Seit Mittwoch sind Motorama wieder in Deutschland auf Tour. Am Samstag hatte die Band noch in Mexiko gespielt - am Ende einer Süd- und Mittelamerika-Tour, während der sie einige Male in Lima aufgetreten ist (vor bis zu 1.000 ausflippende Fans). Vom Anreise-Streß (Mexiko-Paris-Wiesbaden) war nichts zu merken, als die vier Musiker um viertel nach neun auf die Bühne des neuen Kesselhauses im Wiesbadener Schlachthof kamen. Wie üblich ging der Soundcheck ganz pragmatisch ins erste Lied über. Wären Motorama keine so großartige Band, wäre das (und die fehlenden Ansagen vielleicht) ein wenig störend, aber die Frage stellt sich ja nicht.


Das Kesselhaus, das die baufällige Räucherkammer als kleinen Saal des Schlachthofs abgelöst hat, ist ein wundervoller Konzertort, auf Anhieb ein neuer Lieblingsclub. Es war wohl nicht ganz ausverkauft, der Saal war aber fast voll. 

Motorama spielten am Anfang das gleiche Set wie bei den Konzerten im Februar. Impractical advice und Corona vom neuen Album, die ich beide schon sehr liebe, dann der große Hit To the south, Dispersed energy und Red drop von Poverty und dazwischen die Single She is there. Alles ohne große Pause nacheinander. 
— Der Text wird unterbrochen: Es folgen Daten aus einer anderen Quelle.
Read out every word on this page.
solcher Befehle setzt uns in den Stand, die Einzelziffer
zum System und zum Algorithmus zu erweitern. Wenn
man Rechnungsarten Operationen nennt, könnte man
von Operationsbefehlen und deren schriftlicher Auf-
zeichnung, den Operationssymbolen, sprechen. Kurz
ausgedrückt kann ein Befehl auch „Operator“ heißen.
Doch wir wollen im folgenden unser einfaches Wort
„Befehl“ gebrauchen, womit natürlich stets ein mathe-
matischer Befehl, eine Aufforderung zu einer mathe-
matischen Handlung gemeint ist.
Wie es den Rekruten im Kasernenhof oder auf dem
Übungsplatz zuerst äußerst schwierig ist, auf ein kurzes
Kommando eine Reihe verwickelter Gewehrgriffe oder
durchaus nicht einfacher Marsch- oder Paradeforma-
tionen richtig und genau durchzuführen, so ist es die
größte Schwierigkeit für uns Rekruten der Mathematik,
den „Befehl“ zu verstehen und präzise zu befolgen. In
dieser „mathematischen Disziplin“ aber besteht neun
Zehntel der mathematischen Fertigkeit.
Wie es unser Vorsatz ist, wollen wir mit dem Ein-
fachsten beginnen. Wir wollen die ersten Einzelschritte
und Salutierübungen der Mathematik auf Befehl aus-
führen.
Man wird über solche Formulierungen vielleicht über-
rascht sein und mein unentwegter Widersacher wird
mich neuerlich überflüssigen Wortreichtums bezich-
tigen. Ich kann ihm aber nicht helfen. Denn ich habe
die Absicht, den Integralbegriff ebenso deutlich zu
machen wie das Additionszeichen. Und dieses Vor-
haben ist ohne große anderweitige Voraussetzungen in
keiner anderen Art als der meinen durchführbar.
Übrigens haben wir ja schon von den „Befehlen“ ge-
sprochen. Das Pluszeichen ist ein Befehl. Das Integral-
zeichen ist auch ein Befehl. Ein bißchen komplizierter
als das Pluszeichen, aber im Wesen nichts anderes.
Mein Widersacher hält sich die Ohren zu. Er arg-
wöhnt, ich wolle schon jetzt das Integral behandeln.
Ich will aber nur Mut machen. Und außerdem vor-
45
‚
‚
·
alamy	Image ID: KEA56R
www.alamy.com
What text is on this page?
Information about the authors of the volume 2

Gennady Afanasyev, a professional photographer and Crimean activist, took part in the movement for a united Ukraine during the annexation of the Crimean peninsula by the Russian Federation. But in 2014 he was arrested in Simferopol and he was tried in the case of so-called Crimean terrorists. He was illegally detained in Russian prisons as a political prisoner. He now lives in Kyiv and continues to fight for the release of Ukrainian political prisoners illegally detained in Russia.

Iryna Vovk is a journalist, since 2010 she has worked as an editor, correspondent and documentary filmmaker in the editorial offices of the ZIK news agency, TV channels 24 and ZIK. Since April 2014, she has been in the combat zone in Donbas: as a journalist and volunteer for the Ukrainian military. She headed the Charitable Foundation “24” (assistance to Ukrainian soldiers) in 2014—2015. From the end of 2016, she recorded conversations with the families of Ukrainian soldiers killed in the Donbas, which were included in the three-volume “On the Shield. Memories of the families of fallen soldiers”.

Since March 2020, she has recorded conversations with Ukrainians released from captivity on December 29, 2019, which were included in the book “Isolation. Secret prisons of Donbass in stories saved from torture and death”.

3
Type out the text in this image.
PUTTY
Nach Red drop wurde es anders. Und spannend. Motorama haben einen riesigen Output an Veröffentlichungen (drei Alben, zwei EPs, mehrere Singles) und spielen regelmäßig trotz des riesigen Katalogs auch B-Seiten (heute Special day). Das Lied nach Red drop war aber neu, ich kannte es wenigstens nicht. Später kam noch ein zweites neuen Stück (mit "laaalala"-Text am Ende). Das erste neue Lied klang, als stamme es von der neuen Platte, es war toll! Der große Knüller war aber das zweite Stück, hoffentlich spielen das Motorama jetzt regelmäßig!

Neben den ganz besonderen Lieblingen To the south, Rose in the vase, She is there waren Special day und Heavy way die besten Lieder - ach, das ist albern, alle sind sagenhaft toll. Und sie klangen so gut wie nie! Motorama hatten kaum Equipment neben den Instrumenten mitgenommen. Sie spielten nicht vor Verstärker-Wänden, die Bühne sah eher so aus wie bei einer Vollplayback-Aufnahme einer Fernsehsendung, weil sie fast leer war. Auch wenn das My Bloody Valentine und J Mascis anders sehen, es braucht keine mannhohen Boxentürme für ordentlich Dampf!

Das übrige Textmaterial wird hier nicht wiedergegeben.